Thursday, December 30, 2010

Hurt

Hurting is a hard thing to do.

Or rather, figuring out what to do with that hurt is a hard thing to do.  I've always held a deep admiration for incredibly destructive people.  People who can tear a room to shreds, shatter a mirror, punch a hole through the wall.  Because all of that is way impressive, but it also means a lot of miserable work the next day and possibly a lost damage deposit.

Or a lost relationship, lost job, lost whatever it is that rides on not absolutely losing your shit.  The hurt self in me--and here I bank on the recognition that we all have an inner hurt self, lest I be singled out as morose--believes that I suffer some significant caliber of mental illness, but it is unrecognizable because of my compulsive need to control my image, to give the appearance of having everything together.  But it would be pretty rich of me to think I have constructed a complex that the whole field of psychiatry never anticipated, wouldn't it?

So having some dramatic, public breakdown is ruled out as an acceptable response to hurt.  The problem is, when we hurt, we desperately want someone to know it.  All we want is for someone to see our pain, and respond with love.  Why, then, is it so hard to go to someone and tell them that is what we need?  Instead the blogosphere explodes with "sideways communication," people Facebooking about how they're "sick of fuckin' drama" or venting to Xanga about their unfair treatment.  I do, on occasion, re-read my old Xanga, and I cringe at the sullen teenager I see screaming for attention.  Nobody likes someone who screams for attention.

Maybe we are better at being composed now.  But I think a lot of us are worse at being people.  I am, anyway.  Yes, in high school I responded to a very deep hurt by flailing for attention in ridiculous ways, and yet I found from friends a level of depth, support, and patience that seems increasingly rare as I age.  And I, in turn, offered the same to others.  I held the suffering in my arms, and my heart swelled with the significance of the moment.

Now, I turn a deaf ear to many cries for help, saying I will offer only what is asked.  And in penance I don't have that person who drives to meet me in the middle of the night to sit with me by the waterfall.

I'm really not trying to make this about me.  That hurt, caring me was the introspective one; now I much prefer to universalize my experience and try to process it in the form of social commentary.  It shields me, I suppose.  But I think there's something to this... I don't know if it's the fact that we all grow up in the years between seventeen and twenty-three, replacing naiveté with a jadedness that tells us there's no actual significance in those old "emo" moments; or if it's the lightning-paced, surface-grazing communication style perpetrated by Facebook and texting, pushing an unexamined culture; or if it's something else entirely.

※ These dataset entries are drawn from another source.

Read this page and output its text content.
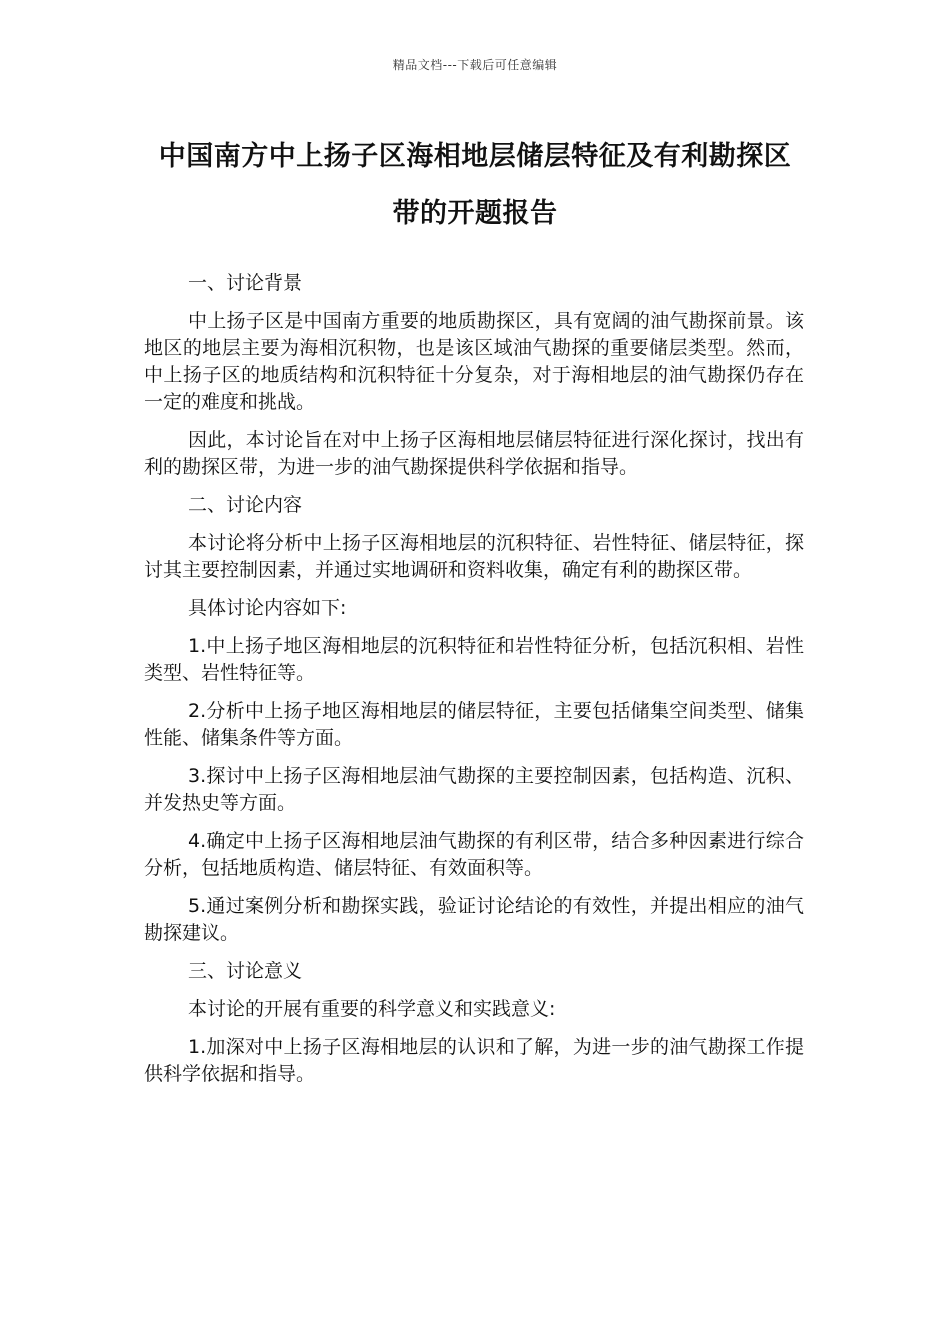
精品文档---下载后可任意编辑
中国南方中上扬子区海相地层储层特征及有利勘探区
带的开题报告

一、讨论背景

中上扬子区是中国南方重要的地质勘探区，具有宽阔的油气勘探前景。该地区的地层主要为海相沉积物，也是该区域油气勘探的重要储层类型。然而，中上扬子区的地质结构和沉积特征十分复杂，对于海相地层的油气勘探仍存在一定的难度和挑战。

因此，本讨论旨在对中上扬子区海相地层储层特征进行深化探讨，找出有利的勘探区带，为进一步的油气勘探提供科学依据和指导。

二、讨论内容

本讨论将分析中上扬子区海相地层的沉积特征、岩性特征、储层特征，探讨其主要控制因素，并通过实地调研和资料收集，确定有利的勘探区带。

具体讨论内容如下:

1.中上扬子地区海相地层的沉积特征和岩性特征分析，包括沉积相、岩性类型、岩性特征等。

2.分析中上扬子地区海相地层的储层特征，主要包括储集空间类型、储集性能、储集条件等方面。

3.探讨中上扬子区海相地层油气勘探的主要控制因素，包括构造、沉积、并发热史等方面。

4.确定中上扬子区海相地层油气勘探的有利区带，结合多种因素进行综合分析，包括地质构造、储层特征、有效面积等。

5.通过案例分析和勘探实践，验证讨论结论的有效性，并提出相应的油气勘探建议。

三、讨论意义

本讨论的开展有重要的科学意义和实践意义:

1.加深对中上扬子区海相地层的认识和了解，为进一步的油气勘探工作提供科学依据和指导。
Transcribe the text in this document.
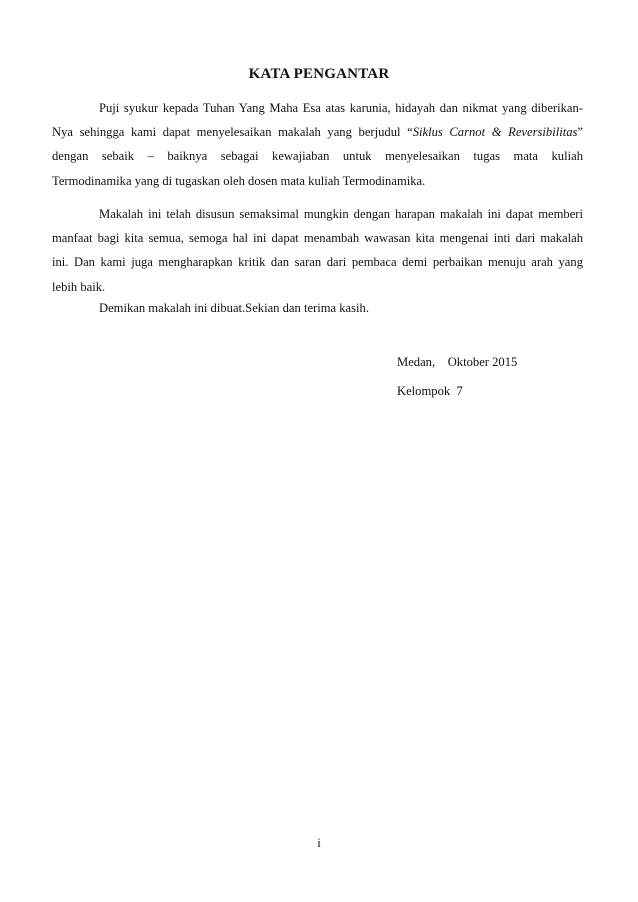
KATA PENGANTAR
Puji syukur kepada Tuhan Yang Maha Esa atas karunia, hidayah dan nikmat yang diberikan-
Nya sehingga kami dapat menyelesaikan makalah yang berjudul “Siklus Carnot & Reversibilitas”
dengan sebaik – baiknya sebagai kewajiaban untuk menyelesaikan tugas mata kuliah
Termodinamika yang di tugaskan oleh dosen mata kuliah Termodinamika.
Makalah ini telah disusun semaksimal mungkin dengan harapan makalah ini dapat memberi
manfaat bagi kita semua, semoga hal ini dapat menambah wawasan kita mengenai inti dari makalah
ini. Dan kami juga mengharapkan kritik dan saran dari pembaca demi perbaikan menuju arah yang
lebih baik.
Demikan makalah ini dibuat.Sekian dan terima kasih.
Medan,    Oktober 2015
Kelompok  7
i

The imperative here is that we do something to correct that.  Maybe most of our efforts to resist the progression of the world are vain and ill-advised--the shouting of luddites at a harmless but irreversible wind--but this one matters.  We need to embrace a hurting world, sit with crying people, and allow ourselves to be awed and humbled by what woundedness is offered us.

I suck at this.

3 comments:

bekah said...

You end here talking about the pain and suffering of the world, but as I read I was reflecting on my self, my friends, the people most close to me...

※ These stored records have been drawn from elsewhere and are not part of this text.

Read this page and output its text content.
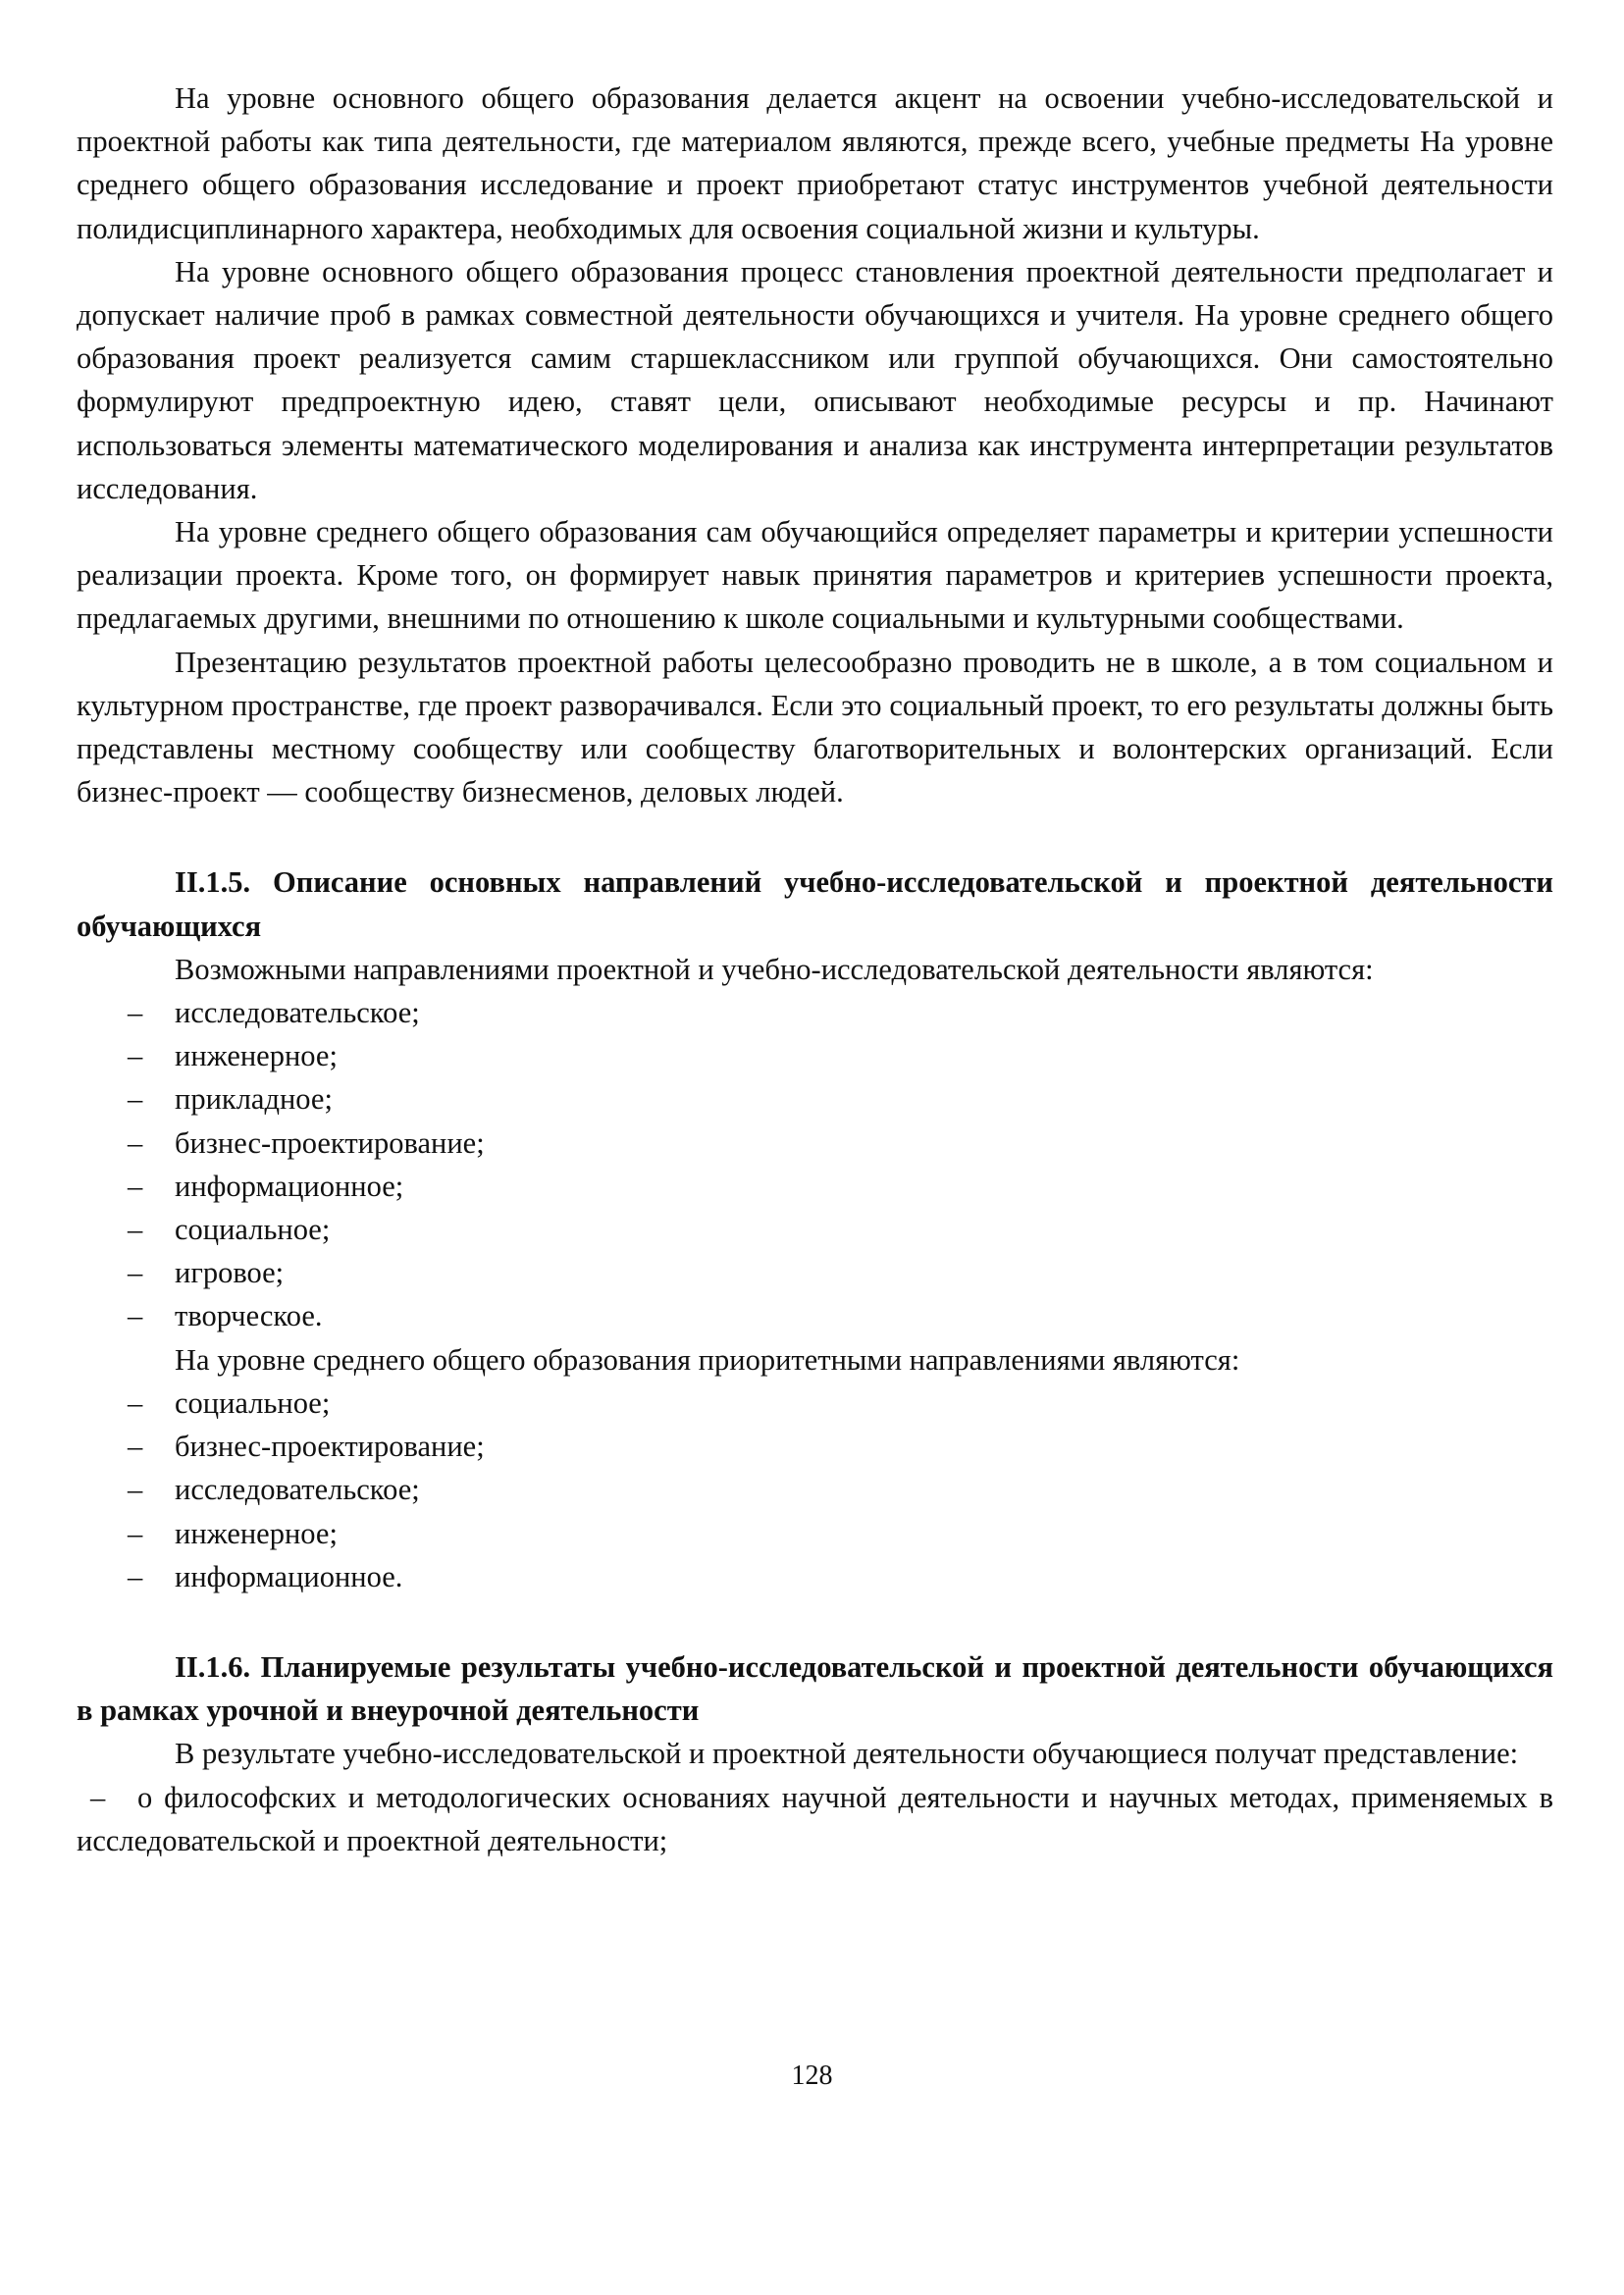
На уровне основного общего образования делается акцент на освоении учебно-исследовательской и проектной работы как типа деятельности, где материалом являются, прежде всего, учебные предметы На уровне среднего общего образования исследование и проект приобретают статус инструментов учебной деятельности полидисциплинарного характера, необходимых для освоения социальной жизни и культуры.

На уровне основного общего образования процесс становления проектной деятельности предполагает и допускает наличие проб в рамках совместной деятельности обучающихся и учителя. На уровне среднего общего образования проект реализуется самим старшеклассником или группой обучающихся. Они самостоятельно формулируют предпроектную идею, ставят цели, описывают необходимые ресурсы и пр. Начинают использоваться элементы математического моделирования и анализа как инструмента интерпретации результатов исследования.

На уровне среднего общего образования сам обучающийся определяет параметры и критерии успешности реализации проекта. Кроме того, он формирует навык принятия параметров и критериев успешности проекта, предлагаемых другими, внешними по отношению к школе социальными и культурными сообществами.

Презентацию результатов проектной работы целесообразно проводить не в школе, а в том социальном и культурном пространстве, где проект разворачивался. Если это социальный проект, то его результаты должны быть представлены местному сообществу или сообществу благотворительных и волонтерских организаций. Если бизнес-проект — сообществу бизнесменов, деловых людей.

II.1.5. Описание основных направлений учебно-исследовательской и проектной деятельности обучающихся

Возможными направлениями проектной и учебно-исследовательской деятельности являются:

– исследовательское;
– инженерное;
– прикладное;
– бизнес-проектирование;
– информационное;
– социальное;
– игровое;
– творческое.

На уровне среднего общего образования приоритетными направлениями являются:

– социальное;
– бизнес-проектирование;
– исследовательское;
– инженерное;
– информационное.

II.1.6. Планируемые результаты учебно-исследовательской и проектной деятельности обучающихся в рамках урочной и внеурочной деятельности

В результате учебно-исследовательской и проектной деятельности обучающиеся получат представление:

– о философских и методологических основаниях научной деятельности и научных методах, применяемых в исследовательской и проектной деятельности;

128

I resonate with much of this - I think mostly because I'm an extrovert and an external processor (look it up in the dictionary - my name is most certainly there - at the top of the list). However, I've come to learn that not all people yearn to tell others about their hurt like I do. Not all folks need someone to talk to to hear their pain.

I'm reading a great book, Mighty Stories, Dangerous Rituals, for Dawn's Jan. Intensive which tells us that it is important to share our stories. Anderson and Foley give us the example of the Rwandan women in refugee camps who were not allowed to share their stories of their experiences during the genocides and were therefore not sleeping at night. Once they were given the opportunity to share their stories they were able to bond with one anothers stories/experiences and began sleeping again. My point is that storytelling - particularly when it is of one's hurt and/or pain is crucial, but my wondering leads me t question if everyone really needs to share with others like I need to...

My introverted friends are excellent internal processors, but I know that when they speak up, I better listen! Mighty words and well thought out questions arise in very few words. Whereas my extroverted self wonders and wonders and wonders (and wanders) out loud - I don't get to any of these pointed questions or comments until much much later in the verbal communication process. So, even though I don't understand internal processors, I know it's not my place to tell them how to reflect. Also, I can't help but be moved by the story of the Rwandan women and wonder if I have friends who are holding in their stories and instead of offering a listening ear I am assuming they've got it under control and will come to me when they need me.

There is a lot more I could say here - but that is where my thoughts wandered first.

If you find a waterfall - I'll sit with you.

bekah said...
This comment has been removed by the author.
Danae said...

This is fantastic. So many kinds of fantastic.